Avec Mitra, nous sommes face à une figure féminine puissante, subversive…
Jorge León : L’éthique qui place chaque protagoniste dans une situation d’inconfort mais les enjoint à assumer leur engagement est un des axes forts de cette « histoire vraie ». Oui, Mitra est en passe de perdre mais elle ne perd pas son sang-froid et peut compter sur des solidarités pour la tirer d’affaire... Il ne s’agit pas d’un happy end pour autant, mais de proposer comme personnage d’opéra une femme « intraitable » – jusqu’au sens clinique du mot –, une femme qui assume son destin, qui a soif de justice et ne se place jamais en position de victime me paraît plus que jamais important.
La partition musicale et vocale est au centre de cette version scénique.
JL : Elle a été écrite par Eva Reiter et George Van Dam pour les parties chorales. Leurs compositions ont été enregistrées par l’Ensemble Ictus et six jeunes chanteurs de la MM Academy. Ce qui m’intéresse avant tout dans cette « transcription opératique », c’est de dépasser le présent de l’événement pour le déployer dans l’intemporel du mythe. De transformer un document prosaïque, une correspondance sur le net, en livret lyrique. De prolonger la portée des mots par l’amplitude du chant. Il ne s’agit en aucun cas d’une interprétation journalistique, documentaire de ces échanges, et en même temps la composition se nourrit d’éléments de la réalité de Mitra, de ses mots qui se transforment en arias. Il s’agit donc de créer les conditions idéales pour que le spectateur-auditeur perçoive au plus près l’impact des mots, tant au niveau du sens qu’ils produisent que de leur capacité à agir sensoriellement.
L’espace d’immersion que vous proposez au public combine son, texte, image et performance live.

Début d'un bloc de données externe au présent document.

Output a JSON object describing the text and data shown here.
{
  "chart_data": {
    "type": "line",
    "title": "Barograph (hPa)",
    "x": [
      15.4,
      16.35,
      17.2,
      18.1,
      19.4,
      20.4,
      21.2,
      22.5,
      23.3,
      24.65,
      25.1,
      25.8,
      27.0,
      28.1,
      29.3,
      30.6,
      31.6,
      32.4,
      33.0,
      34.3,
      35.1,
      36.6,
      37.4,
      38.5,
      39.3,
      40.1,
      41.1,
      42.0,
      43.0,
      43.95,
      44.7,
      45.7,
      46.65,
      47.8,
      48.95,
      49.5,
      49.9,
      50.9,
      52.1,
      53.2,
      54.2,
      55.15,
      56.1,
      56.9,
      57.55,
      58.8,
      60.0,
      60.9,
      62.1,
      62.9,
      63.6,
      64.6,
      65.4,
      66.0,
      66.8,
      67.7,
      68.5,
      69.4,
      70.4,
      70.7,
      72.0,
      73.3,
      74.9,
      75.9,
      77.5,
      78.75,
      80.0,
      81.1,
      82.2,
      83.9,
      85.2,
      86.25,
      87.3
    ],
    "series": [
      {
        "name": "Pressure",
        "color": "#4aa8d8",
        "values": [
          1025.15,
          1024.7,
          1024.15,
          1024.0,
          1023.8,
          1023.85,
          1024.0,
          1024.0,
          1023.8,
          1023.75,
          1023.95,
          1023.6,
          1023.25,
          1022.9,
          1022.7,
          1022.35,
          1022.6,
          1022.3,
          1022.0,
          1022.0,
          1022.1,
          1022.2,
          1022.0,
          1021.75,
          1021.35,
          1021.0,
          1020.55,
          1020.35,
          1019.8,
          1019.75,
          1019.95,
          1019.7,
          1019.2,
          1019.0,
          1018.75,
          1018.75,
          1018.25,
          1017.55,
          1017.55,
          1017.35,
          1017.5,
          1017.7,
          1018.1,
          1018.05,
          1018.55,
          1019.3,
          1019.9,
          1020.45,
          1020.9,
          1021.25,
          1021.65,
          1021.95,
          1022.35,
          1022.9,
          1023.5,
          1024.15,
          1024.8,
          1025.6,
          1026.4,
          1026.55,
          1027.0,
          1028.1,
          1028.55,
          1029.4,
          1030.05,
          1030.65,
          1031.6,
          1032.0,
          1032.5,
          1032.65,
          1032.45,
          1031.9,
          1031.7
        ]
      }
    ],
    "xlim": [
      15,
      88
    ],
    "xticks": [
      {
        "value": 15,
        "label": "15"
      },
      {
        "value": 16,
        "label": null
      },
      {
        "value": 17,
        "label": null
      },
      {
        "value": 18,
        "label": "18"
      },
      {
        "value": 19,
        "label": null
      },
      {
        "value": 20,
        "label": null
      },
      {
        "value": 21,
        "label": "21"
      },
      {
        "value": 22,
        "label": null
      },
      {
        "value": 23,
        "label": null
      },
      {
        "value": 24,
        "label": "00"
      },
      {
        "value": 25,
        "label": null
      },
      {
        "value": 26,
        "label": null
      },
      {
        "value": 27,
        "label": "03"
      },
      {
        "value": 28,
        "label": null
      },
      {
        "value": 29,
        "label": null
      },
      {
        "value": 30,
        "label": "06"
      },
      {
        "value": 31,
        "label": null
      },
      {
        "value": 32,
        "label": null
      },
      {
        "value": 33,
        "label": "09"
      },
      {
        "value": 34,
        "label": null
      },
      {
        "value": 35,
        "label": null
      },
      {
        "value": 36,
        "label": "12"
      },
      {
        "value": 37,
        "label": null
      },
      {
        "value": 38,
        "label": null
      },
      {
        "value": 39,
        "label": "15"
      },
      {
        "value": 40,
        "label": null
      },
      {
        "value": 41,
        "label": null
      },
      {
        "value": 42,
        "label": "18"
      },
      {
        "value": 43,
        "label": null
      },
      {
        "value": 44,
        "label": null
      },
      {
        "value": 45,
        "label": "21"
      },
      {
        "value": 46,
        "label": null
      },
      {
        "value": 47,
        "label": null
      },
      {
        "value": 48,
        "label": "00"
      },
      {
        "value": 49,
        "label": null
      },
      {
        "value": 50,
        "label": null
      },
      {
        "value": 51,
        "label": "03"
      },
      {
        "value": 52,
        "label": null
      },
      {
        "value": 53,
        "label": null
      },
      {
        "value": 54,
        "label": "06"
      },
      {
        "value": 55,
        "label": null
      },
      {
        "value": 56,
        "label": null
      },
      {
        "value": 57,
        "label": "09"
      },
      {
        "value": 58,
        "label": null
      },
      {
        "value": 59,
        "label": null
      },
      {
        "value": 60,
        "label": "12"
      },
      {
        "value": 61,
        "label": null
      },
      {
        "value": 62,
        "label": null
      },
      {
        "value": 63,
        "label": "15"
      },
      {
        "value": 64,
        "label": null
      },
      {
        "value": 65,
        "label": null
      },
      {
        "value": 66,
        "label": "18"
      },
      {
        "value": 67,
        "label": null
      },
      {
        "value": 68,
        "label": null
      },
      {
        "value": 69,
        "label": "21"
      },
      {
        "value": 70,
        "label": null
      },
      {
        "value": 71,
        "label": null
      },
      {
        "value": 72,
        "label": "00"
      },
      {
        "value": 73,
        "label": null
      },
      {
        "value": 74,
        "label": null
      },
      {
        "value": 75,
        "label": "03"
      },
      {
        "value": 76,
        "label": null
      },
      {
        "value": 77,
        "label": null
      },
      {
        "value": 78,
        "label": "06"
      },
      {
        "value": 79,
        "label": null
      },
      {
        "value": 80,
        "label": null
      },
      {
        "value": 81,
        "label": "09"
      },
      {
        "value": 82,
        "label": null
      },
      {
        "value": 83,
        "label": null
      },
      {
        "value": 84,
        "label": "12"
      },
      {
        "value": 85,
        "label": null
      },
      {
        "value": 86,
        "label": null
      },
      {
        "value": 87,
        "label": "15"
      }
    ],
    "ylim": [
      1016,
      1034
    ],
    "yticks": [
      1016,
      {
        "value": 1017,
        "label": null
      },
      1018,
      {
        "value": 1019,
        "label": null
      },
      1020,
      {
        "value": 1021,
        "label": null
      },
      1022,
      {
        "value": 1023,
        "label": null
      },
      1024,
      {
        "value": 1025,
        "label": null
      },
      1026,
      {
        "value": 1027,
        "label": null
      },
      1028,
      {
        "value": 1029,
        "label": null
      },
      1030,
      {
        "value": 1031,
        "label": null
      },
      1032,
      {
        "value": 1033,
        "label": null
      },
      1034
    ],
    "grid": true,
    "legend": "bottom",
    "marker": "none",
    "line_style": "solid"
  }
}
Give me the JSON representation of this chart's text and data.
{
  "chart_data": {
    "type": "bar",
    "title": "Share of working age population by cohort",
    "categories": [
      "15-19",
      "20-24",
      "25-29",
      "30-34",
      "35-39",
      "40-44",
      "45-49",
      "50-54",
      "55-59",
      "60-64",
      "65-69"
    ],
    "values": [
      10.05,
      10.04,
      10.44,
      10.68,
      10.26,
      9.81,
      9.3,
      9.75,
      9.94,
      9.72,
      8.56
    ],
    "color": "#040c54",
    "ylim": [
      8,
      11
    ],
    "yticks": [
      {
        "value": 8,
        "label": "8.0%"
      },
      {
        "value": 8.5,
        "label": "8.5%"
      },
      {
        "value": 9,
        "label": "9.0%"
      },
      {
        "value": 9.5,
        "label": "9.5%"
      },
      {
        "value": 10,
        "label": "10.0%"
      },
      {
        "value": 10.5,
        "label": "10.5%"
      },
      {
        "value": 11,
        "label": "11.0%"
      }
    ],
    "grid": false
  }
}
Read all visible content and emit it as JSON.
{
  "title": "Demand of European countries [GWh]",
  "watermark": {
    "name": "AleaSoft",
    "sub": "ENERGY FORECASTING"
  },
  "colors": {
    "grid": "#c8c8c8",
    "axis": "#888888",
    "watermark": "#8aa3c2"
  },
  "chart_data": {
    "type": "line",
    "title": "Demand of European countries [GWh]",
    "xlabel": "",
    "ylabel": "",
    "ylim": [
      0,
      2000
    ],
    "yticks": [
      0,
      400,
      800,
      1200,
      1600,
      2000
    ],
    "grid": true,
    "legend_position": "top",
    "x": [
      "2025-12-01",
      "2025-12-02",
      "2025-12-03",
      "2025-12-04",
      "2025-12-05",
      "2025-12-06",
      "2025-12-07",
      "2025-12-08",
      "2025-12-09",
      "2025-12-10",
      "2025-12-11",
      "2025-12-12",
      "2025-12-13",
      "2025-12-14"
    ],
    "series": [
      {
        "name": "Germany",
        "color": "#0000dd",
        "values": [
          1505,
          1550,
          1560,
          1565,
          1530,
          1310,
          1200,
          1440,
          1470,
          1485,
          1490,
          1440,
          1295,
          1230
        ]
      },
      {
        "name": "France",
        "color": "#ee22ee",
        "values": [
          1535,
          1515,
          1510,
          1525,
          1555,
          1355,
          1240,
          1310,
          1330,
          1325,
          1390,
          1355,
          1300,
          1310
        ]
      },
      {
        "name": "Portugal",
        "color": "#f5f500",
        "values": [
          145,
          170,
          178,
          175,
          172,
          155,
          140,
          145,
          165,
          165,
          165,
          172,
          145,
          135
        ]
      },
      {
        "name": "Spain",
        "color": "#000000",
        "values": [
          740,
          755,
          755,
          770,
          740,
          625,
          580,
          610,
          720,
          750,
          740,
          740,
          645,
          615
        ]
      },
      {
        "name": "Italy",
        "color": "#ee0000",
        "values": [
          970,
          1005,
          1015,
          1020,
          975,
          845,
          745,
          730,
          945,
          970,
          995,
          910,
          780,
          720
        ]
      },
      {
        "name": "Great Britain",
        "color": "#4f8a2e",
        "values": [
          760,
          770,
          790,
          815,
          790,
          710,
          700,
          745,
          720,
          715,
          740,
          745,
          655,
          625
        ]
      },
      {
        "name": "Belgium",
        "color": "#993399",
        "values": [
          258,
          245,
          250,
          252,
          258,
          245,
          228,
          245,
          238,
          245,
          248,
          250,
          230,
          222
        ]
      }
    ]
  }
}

JL : Le dispositif tente une circulation, un équilibre fragile entre ces diverses formes d’expression. Il met en tension la matérialité de corps, de voix sur scène et l’immatérialité que constituent les échanges digitaux, la musique spatialisée et les images projetées sur écrans. Sur scène, un corps hante l’espace, habité par une folie que le corps social tente de contenir derrière les murs des chambres d’isolement.